You can run individual tasks on a cluster. However, what will happen if the tasks fail? A failure can happen due a software bug or due to an AWS instance failure. We need a mechanism to recover from such failures and start the tasks again. What if you want to load balance a workload between multiple tasks, say between two tasks that run the same container image. This is where a service comes handy. A service allows you to load balance between tasks and it can recover from a task failure. Service (either an Amazon ECS or AWS Fargate service) allows you to maintain a desired set of running tasks. When the service finds that the desired state is different from the running state, the service takes necessary actions to bring the running state to the desired state. The service is also the interface between load balancer and the running containers. It also allows you to gradually roll-out new deployments. This is useful when running micro services.Watch the following video to learn how to create an AWS Fargate service.

  • [Video timestamp: 0sec – 1min 30sec]:  We create an AWS Fargate cluster.
  • [Video timestamp:1min 30sec-6min 29sec]: We run the task we created in a previous section and test whether the cluster is working as expected.
  • [Video timestamp:6min 10sec-6min 29sec]: We stop the running task

Integrate Azure DevOps pipeline with AWS Fargate to do and end-to-end delivery

If you reached this far, well done! We now have a working AWS Fargate cluster and a working AWS service running our ASP.Net core application. The final step is to configure our Azure DevOps pipeline to refresh the AWS service immediately after publishing a new container image into Amazon ECR. Since we have created our tasks in a way that it always points to the image with :latest tag, when you refresh the service, the newly published image will get deployed to the cluster.

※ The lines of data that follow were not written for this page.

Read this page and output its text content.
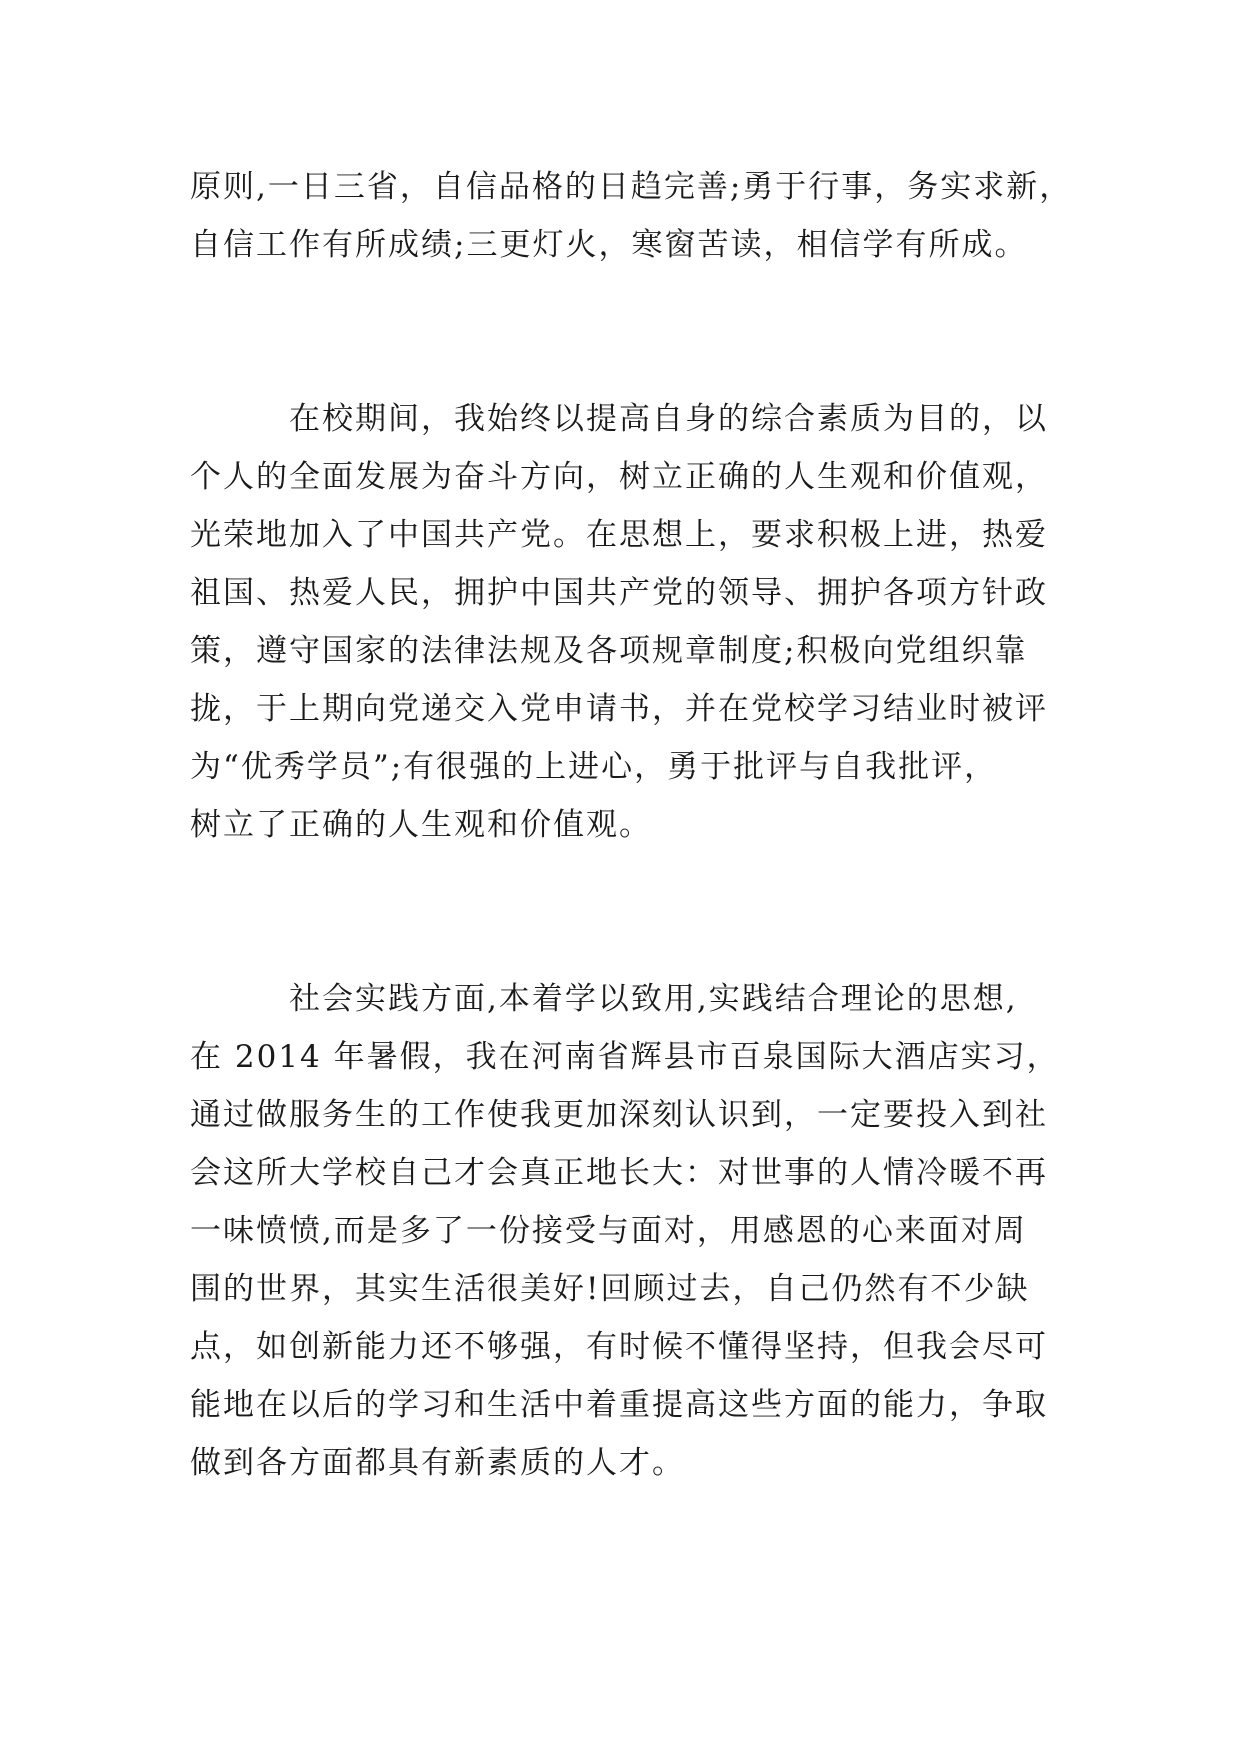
原则,一日三省，自信品格的日趋完善;勇于行事，务实求新，
自信工作有所成绩;三更灯火，寒窗苦读，相信学有所成。
　　　在校期间，我始终以提高自身的综合素质为目的，以
个人的全面发展为奋斗方向，树立正确的人生观和价值观，
光荣地加入了中国共产党。在思想上，要求积极上进，热爱
祖国、热爱人民，拥护中国共产党的领导、拥护各项方针政
策，遵守国家的法律法规及各项规章制度;积极向党组织靠
拢，于上期向党递交入党申请书，并在党校学习结业时被评
为“优秀学员”;有很强的上进心，勇于批评与自我批评，
树立了正确的人生观和价值观。
　　　社会实践方面,本着学以致用,实践结合理论的思想,
在 2014 年暑假，我在河南省辉县市百泉国际大酒店实习，
通过做服务生的工作使我更加深刻认识到，一定要投入到社
会这所大学校自己才会真正地长大：对世事的人情冷暖不再
一味愤愤,而是多了一份接受与面对，用感恩的心来面对周
围的世界，其实生活很美好!回顾过去，自己仍然有不少缺
点，如创新能力还不够强，有时候不懂得坚持，但我会尽可
能地在以后的学习和生活中着重提高这些方面的能力，争取
做到各方面都具有新素质的人才。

Watch the following video to understand how this is done.   

  • [Video timestamp: 0min – 5min]: We explore the pipeline and understand how the end-to-end configuration has been done
  • [Video timestamp: 5min – 9min 30sec]: We modify the build tasks to tag images with correct repository URL and point the publication of the images to the correct repository.  We then attach the right permission to Azure DevOps agent so that it can refresh the ECS service, and finally execute the pipeline.
  • [Video timestamp: 9min 30sec-11min 50sec]: We observe how the container deployment happens behind the scene.
  • [Video timestamp: 9min 30sec-18min]: To finally test the workings of end-to-end pipeline, we make some modification to the website code and commit it to the Azure repository and observe how the end-to-end integration works.

This is one chapter of a multi-part tutorial where we discuss how to integrate Azure DevOps with AWS.